Neither the Governor's Office nor the Web site seem eager to talk about whether the first couple are being stalked by the site. A spokesman for the governor declined to comment, as did TMZ.
In fact, TMZ officials declined to comment on anything, even after written questions were submitted by a Bee reporter.
But while TMZ has been harshly criticized for ambush-style reporting and rushing stories onto the Web without key elements or explanations, it also has been cited as an example of the new synergy that constitutes 21st century journalism.
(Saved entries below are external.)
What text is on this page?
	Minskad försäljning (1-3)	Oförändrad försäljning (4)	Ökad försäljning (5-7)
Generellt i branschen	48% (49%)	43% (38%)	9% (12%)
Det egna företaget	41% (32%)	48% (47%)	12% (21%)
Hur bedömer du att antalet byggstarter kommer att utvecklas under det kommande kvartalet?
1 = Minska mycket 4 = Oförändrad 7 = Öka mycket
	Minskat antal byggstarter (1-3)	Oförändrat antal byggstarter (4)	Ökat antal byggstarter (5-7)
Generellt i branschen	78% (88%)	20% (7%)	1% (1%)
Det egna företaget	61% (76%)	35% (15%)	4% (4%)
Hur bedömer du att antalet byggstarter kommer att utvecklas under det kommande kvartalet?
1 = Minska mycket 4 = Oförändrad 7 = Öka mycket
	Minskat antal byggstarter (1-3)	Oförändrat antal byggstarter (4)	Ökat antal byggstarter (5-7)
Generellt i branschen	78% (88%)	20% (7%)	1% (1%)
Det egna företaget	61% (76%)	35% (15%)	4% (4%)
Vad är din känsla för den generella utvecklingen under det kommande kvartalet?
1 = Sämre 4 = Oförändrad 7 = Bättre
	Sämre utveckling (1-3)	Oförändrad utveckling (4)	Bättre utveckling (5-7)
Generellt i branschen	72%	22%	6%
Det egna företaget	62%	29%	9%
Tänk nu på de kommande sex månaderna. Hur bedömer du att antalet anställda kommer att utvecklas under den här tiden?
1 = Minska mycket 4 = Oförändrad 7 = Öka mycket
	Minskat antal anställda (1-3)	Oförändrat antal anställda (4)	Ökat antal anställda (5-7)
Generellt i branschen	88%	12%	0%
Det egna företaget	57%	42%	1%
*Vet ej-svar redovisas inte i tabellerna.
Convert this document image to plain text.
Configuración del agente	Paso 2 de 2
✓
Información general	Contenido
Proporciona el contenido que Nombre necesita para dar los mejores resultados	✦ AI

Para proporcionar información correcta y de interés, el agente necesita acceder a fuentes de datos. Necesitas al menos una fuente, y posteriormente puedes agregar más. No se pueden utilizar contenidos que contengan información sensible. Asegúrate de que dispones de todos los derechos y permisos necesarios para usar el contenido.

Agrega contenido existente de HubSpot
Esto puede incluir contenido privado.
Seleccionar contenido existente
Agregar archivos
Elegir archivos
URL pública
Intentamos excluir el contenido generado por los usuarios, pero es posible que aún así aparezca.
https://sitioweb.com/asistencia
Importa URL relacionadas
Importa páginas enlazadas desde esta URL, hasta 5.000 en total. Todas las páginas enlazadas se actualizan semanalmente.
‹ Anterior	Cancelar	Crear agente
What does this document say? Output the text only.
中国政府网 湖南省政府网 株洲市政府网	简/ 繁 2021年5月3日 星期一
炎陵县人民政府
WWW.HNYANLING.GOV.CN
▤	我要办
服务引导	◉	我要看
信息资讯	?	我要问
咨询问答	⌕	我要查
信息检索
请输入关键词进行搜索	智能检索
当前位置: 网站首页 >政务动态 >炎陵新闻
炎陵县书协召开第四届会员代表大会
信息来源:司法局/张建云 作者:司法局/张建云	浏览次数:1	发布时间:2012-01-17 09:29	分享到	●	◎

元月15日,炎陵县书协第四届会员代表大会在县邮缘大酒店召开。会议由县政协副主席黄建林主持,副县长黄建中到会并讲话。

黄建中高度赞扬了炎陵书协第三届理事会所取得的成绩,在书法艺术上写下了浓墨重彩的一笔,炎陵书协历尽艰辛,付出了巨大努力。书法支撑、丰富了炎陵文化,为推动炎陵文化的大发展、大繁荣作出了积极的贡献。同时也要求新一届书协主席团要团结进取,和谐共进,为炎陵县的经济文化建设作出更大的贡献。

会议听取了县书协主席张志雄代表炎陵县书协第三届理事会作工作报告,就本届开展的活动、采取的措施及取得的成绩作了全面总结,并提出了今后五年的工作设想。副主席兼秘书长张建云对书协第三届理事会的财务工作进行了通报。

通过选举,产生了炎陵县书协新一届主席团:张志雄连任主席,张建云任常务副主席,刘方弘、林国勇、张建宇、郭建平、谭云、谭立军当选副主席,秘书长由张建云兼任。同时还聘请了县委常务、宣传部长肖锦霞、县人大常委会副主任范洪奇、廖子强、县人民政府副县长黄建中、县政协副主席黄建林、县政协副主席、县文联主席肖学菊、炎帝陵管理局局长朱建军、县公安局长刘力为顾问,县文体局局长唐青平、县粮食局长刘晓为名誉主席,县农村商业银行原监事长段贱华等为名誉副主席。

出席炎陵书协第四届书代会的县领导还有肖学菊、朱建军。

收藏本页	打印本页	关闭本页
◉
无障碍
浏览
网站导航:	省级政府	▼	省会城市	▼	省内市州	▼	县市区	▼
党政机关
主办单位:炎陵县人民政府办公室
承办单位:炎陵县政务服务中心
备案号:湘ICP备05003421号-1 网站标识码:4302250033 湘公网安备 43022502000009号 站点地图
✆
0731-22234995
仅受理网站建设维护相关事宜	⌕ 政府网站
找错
"I think sites like TMZ 'key up' stories that are largely unvetted, and then the mainstream media will do the necessary vetting, and either report it or dispense with it," said O'Connor, "As mainstream media downsizes, having these sites as a source of tips is valuable."
O'Connor said she is troubled, however, that in the accelerating competition to report things first, the need to report things accurately sometimes suffers.
"The mainstream media often feels compelled to compete on sensationalistic breaking news," she said, "and sometimes relies on attributing things to reporting by celebrity Web sites or gossip papers, which are sometimes not very reliable."
And sometimes the "mainstream media" aren't needed at all.
For example, UC Berkeley's Henry points to TMZ's Northern Trust Bank exposé in February.
TMZ posted photos and videos of a lavish party the bank threw for hundreds of clients and employees as part of a professional golf tournament it was sponsoring in Los Angeles. The report prompted demands by members of Congress that the bank repay $1.6 billion in federal bailout funds, which it did.
"The work they did on Northern Trust was outstanding," Henry said. "As journalists we tend to hold journalism to a higher standard of coverage. But as newspapers and other news entities continue their shrinkage and diminishing content, sites like this are helping to fill the gaps."
Among them: improving the driving habits of certain governors and their spouses.